易被人遺忘的畢業演講
摘要:我們常用科技來節省時間,但科技也越來越多地消耗掉了我們節省下來的時間,或者讓節省出來的時間變得不那麼有存在感、不太屬於我們個人、不那麼豐富多彩了。我擔心的是,世界離我們的指間越來越近,卻離我們的內心越來越遠。這不是一個非此即彼的問題,“反科技”大概是唯一一件比無條件“親科技”更愚蠢的事了,這是關乎我們的生活根本的平衡問題。
Susan Sontag蘇珊 桑塔格
2003年在Vassar College畢業演講
"You'll notice that I haven't talked about love. Or about happiness. I've talked about becoming -- or remaining -- the person who can be happy, a lot of the time, without thinking that being happy is what it's all about. "
你們會注意到我從沒談過愛或是快樂的話題。但我談過成為或是作為一個快樂的人,大多數時候根本不去想快樂到底是什麼。
George Saunders
2013年Syracuse University畢業演講
"Do all the other things, the ambitious things — travel, get rich, get famous, innovate, lead, fall in love, make and lose fortunes, swim naked in wild jungle rivers – but as you do, to the extent that you can, err in the direction of kindness."
去做所有你有抱負的大事——旅行、賺錢、成名、創新、領導、相愛、賺到錢賠光錢、在野生叢林的河裡裸泳,但在你做這些事的同時,盡你所能,力求行善。
Jonathan Franzen
2011年Kenyon College畢業演講
"When you stay in your room and rage or sneer or shrug your shoulders, as I did for many years, the world and its problems are impossibly daunting. But when you go out and put yourself in real relation to real people, or even just real animals, there’s a very real danger that you might love some of them."
當你宅在房間裡憤怒、嘲笑或聳肩的時候,就像我過去很多年一樣,這個世界和所有問題只會讓你畏懼。但是,當你走出去和活生生的人建立起互動關係,哪怕是和活生生的動物互動起來,你可能會遇到的危險是——愛上某些人、某些動物。Neil Gaiman
2012年The University of the Arts畢業演講
"I'm serious. Husband runs off with a politician? Make good art. Leg crushed and then eaten by mutated boa constrictor? Make good art. IRS on your trail? Make good art. Cat exploded? Make good art. Somebody on the Internet thinks what you do is stupid or evil or it's all been done before? Make good art. Probably things will work out somehow, and eventually time will take the sting away, but that doesn't matter. Do what only you do best. Make good art."

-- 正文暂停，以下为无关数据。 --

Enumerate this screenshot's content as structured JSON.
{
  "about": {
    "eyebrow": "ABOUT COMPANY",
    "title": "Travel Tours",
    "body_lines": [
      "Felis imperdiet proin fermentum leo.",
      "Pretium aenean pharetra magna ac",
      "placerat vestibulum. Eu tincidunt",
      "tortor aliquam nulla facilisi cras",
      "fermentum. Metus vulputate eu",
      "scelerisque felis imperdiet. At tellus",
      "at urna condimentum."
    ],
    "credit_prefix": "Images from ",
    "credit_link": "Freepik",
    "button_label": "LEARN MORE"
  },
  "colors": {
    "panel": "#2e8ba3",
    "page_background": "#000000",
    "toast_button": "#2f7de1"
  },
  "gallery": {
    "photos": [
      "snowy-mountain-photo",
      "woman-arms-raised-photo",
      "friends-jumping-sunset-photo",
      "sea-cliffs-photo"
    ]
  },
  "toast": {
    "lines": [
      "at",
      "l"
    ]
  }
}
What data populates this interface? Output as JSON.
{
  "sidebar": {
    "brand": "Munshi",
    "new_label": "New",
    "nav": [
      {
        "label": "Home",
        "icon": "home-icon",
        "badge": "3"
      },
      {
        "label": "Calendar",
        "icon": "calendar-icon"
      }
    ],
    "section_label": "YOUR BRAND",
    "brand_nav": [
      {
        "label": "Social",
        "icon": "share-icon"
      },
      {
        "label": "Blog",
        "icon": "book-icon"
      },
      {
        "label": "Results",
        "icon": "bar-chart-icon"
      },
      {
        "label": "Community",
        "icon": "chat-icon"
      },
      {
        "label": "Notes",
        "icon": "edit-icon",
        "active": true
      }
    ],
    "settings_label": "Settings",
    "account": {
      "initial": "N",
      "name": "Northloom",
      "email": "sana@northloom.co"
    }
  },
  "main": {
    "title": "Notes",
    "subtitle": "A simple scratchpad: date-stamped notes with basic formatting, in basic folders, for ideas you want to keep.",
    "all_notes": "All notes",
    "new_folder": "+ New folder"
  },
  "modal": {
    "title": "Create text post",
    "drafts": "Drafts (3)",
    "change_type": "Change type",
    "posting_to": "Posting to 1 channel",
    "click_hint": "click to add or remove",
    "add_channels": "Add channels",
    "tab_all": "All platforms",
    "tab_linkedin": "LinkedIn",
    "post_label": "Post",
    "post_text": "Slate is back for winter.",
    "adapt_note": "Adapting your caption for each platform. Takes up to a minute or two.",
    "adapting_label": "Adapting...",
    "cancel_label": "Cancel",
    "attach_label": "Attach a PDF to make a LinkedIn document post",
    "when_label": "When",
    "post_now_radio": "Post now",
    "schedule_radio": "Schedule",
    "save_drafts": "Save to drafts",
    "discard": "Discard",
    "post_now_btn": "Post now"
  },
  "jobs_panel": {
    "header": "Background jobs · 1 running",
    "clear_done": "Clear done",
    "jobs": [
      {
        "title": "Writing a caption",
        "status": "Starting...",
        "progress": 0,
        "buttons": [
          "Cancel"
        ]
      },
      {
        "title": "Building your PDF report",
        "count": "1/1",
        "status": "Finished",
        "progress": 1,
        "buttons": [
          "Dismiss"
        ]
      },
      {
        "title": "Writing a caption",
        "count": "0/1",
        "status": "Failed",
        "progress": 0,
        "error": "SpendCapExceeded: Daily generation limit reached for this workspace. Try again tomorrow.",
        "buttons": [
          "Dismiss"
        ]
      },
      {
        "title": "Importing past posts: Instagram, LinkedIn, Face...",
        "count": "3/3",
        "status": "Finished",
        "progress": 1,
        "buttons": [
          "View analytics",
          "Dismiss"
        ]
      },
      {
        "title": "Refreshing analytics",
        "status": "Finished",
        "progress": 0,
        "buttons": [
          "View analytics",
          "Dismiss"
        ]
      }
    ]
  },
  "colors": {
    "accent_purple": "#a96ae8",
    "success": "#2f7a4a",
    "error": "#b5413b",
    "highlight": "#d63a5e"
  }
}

我是認真的。老公和政客跑了?去創作好的藝術吧。腿被壓斷了然後被變異的大蟒蛇啃了?去創作好的藝術吧。國稅局在查你?去創作好的藝術吧。你家貓爆炸了?去創作好的藝術吧。有網民說你做的東東很傻、很爛、抄襲前人?去創作好的藝術吧。或許事情會莫名其妙地順利發展,最終時間會帶走所有流言蜚語,但那都不重要。把只有你可以做的東東做好。去創作好的藝術吧。
Jonathan Safran Foer
2013年Middlebury College畢業演講
"We often use technology to save time, but increasingly, it either takes the saved time along with it, or makes the saved time less present, intimate and rich. I worry that the closer the world gets to our fingertips, the further it gets from our hearts. It’s not an either/or -- being 'anti-technology' is perhaps the only thing more foolish than being unquestioningly 'pro-technology' -- but a question of balance that our lives hang upon."